Have you ever told or heard an anecdote that begins to curdle about halfway through?

Have you ever told or heard an anecdote that begins to curdle about halfway through? That friend whose amusing hijinks, you realize as you recount them, were really symptoms of a serious drug and alcohol problem? A fun childhood adventure that was horrifyingly dangerous and just turned out OK through blind luck? A harmless prank that was, in retrospect, way over the line? That tough first job that … wait, are sexual harassment, wage theft, and illegally dangerous working conditions good fodder for anecdotes?

They’re slippery things, our memories and our stories, and they mean things to us that they don’t mean to others. And of course they’re inaccurate: we play down things we don’t want to be bothered by, exaggerate things that we feel ought to be more important.

Take “the hometown scandal,” a perennial cocktail party topic. Everyone’s got a wild hometown scandal story to tell — the dueling car dealerships, the local real estate magnate’s marriage collapsing in public, that lady who murdered her husband and hid his body in a storage unit and told everyone he’d run off and only confessed on her deathbed.

Here’s mine: In elementary school, my friends and I all took taekwondo lessons from an affable due named Jim. He had what seemed like a pretty common-sense rule about the (rather small) changing rooms: when you were done changing, you should leave the door open and the light off, so other students would know the room was available. I forgot about the lessons and the oddly specific lights-and-doors rule until a few years later, when a local paper published an expose about the trick mirror he’d installed to spy on students undressing. When the story broke, he killed himself with a sword in a public park.

Is that a weird and sordid story? A recollection of trauma? I certainly don’t feel traumatized by it. I usually changed at school anyway, and he never touched me inappropriately, and by the time the scandal happened, the dojo had moved from the location where I’d studied, so the peephole/mirror probably wasn’t even there when I was. Probably. Right?

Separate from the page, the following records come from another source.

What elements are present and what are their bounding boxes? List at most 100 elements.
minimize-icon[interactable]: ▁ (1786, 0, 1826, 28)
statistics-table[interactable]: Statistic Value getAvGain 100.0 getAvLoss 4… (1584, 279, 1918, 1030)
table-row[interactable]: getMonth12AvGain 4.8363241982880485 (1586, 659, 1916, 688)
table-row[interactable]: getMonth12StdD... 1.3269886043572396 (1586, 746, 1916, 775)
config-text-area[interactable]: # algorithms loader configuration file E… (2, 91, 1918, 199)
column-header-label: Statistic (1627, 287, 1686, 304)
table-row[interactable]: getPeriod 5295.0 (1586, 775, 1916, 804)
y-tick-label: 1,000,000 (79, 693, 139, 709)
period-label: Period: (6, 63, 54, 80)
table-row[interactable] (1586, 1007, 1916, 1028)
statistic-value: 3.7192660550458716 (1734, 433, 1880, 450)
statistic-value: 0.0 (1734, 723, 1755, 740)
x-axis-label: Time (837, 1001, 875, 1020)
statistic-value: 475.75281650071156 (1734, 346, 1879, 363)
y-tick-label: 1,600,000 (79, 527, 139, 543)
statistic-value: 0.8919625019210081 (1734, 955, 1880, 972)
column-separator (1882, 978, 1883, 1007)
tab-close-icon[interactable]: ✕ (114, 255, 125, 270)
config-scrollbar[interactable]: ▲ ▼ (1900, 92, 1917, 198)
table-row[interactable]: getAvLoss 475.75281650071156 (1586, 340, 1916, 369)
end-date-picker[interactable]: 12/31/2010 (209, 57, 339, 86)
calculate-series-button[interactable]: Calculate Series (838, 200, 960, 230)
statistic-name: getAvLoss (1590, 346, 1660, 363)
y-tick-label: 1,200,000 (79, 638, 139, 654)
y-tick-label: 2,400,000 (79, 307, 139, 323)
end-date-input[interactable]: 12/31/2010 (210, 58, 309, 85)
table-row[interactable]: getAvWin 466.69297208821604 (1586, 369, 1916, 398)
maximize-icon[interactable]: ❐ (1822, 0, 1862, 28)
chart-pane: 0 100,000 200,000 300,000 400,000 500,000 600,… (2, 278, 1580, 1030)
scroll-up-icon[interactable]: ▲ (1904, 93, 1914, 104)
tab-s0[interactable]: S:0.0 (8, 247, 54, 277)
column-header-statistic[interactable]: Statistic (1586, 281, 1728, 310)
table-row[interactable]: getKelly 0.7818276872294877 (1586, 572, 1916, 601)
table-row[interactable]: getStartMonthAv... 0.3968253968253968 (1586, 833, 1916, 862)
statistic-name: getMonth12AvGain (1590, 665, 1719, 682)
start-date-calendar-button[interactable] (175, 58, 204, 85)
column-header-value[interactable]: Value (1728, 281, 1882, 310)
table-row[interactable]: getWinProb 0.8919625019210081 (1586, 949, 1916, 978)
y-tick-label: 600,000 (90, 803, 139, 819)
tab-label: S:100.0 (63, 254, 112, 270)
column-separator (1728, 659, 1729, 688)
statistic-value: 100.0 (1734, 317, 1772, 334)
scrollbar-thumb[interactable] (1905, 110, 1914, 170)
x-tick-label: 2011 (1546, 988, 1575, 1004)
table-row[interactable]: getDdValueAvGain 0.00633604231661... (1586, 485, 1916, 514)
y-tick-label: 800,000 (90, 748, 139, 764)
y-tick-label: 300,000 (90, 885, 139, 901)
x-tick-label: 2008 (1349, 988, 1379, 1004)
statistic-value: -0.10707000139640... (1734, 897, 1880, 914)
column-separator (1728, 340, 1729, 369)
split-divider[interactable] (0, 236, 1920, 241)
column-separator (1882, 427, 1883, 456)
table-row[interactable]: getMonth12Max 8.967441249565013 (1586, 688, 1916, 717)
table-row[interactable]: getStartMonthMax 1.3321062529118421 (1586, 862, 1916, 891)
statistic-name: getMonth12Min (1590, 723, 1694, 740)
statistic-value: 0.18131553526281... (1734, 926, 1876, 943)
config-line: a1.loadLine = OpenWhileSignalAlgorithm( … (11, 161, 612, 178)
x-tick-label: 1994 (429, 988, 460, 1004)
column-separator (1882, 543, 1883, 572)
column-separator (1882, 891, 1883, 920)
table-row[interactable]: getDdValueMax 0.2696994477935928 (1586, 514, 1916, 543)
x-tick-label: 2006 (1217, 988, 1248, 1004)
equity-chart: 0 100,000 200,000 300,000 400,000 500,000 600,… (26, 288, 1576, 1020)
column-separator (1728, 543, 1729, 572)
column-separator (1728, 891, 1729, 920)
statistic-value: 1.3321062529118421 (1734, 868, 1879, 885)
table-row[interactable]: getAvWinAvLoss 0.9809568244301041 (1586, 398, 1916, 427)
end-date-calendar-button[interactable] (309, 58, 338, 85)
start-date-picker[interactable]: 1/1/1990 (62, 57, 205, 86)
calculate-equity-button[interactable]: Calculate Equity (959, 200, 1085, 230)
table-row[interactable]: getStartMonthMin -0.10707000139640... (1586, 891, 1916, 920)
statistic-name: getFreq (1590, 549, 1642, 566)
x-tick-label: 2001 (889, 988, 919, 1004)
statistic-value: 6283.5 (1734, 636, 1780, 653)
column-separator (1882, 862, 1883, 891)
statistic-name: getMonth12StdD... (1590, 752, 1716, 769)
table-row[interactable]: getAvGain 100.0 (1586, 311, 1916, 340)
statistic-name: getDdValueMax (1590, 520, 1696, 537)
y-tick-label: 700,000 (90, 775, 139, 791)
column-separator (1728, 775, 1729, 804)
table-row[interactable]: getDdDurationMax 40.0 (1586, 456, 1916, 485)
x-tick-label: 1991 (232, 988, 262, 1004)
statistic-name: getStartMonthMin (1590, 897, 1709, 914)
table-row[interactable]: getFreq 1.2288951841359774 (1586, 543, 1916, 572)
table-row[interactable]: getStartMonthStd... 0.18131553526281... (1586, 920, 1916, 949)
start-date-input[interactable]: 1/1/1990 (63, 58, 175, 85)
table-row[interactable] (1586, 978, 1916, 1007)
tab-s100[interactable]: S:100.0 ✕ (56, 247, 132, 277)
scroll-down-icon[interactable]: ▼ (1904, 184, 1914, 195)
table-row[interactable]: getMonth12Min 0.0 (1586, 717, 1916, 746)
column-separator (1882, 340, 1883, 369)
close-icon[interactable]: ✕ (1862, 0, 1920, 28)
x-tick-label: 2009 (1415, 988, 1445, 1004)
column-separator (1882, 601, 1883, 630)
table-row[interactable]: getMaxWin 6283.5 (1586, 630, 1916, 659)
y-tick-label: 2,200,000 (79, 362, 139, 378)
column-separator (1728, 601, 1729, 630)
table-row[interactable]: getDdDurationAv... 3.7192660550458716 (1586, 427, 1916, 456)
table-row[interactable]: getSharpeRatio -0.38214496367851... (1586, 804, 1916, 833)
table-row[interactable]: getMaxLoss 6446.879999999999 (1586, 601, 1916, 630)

How about “how I fit into middle school stereotypes?” We may exaggerate the hierarchy of nerds and jocks for TV drama, but at the time the whole thing felt very real to me, with a special emphasis on “nerds like me don’t play team sports.” One year, an unpopular student a year behind me tried to join the junior-junior-varsity lacrosse team, and several of his teammates beat the shit out of him. One of the assailants was expelled, one was suspended, and the remaining team had to run a lot of laps for their failure to intervene, but I wasn’t surprised it had happened. That’s just what team sports just were to me: a clique that hated me and would hurt me if they got me alone.

I have no idea how badly he was actually beaten. (Of course I don’t: there was no way a prey animal like me was going to go into that fucking lion’s den). I heard he had to go to the hospital. I heard he exaggerated his injuries because he was a pussy. I heard a concussion wasn’t actually a big deal. Whatever it was, it seemed to me like the obvious outcome of joining the team, and I felt that it was his fault. I don’t think I talked to my parents about it, because it didn’t affect me, because I wasn’t stupid enough to try out for the lacrosse team.

My younger brother remembers it differently. He played lacrosse a few years later, and vaguely remembers that there had been an incident in the past, and the coach had placed a good deal of emphasis on being a good teammate, so maybe they fixed it. Maybe the scandal I remember was actually an isolated incident. I don’t know. It wasn’t about me, it didn’t happen to me, it was just something that happened in another room to someone I didn’t even know very well.

The kid they beat up left our school, of course, but kids getting bullied out of our school wasn’t that unusual. Not unusual enough to be notable, really. Although I did remember it. And when I was joking with a friend recently about how nerds like me didn’t play sports in the early 90s, I told her that story, and she said “Jesus Christ, I’m so sorry.”

But memories are slippery, and they mean things to us that they don’t mean to others.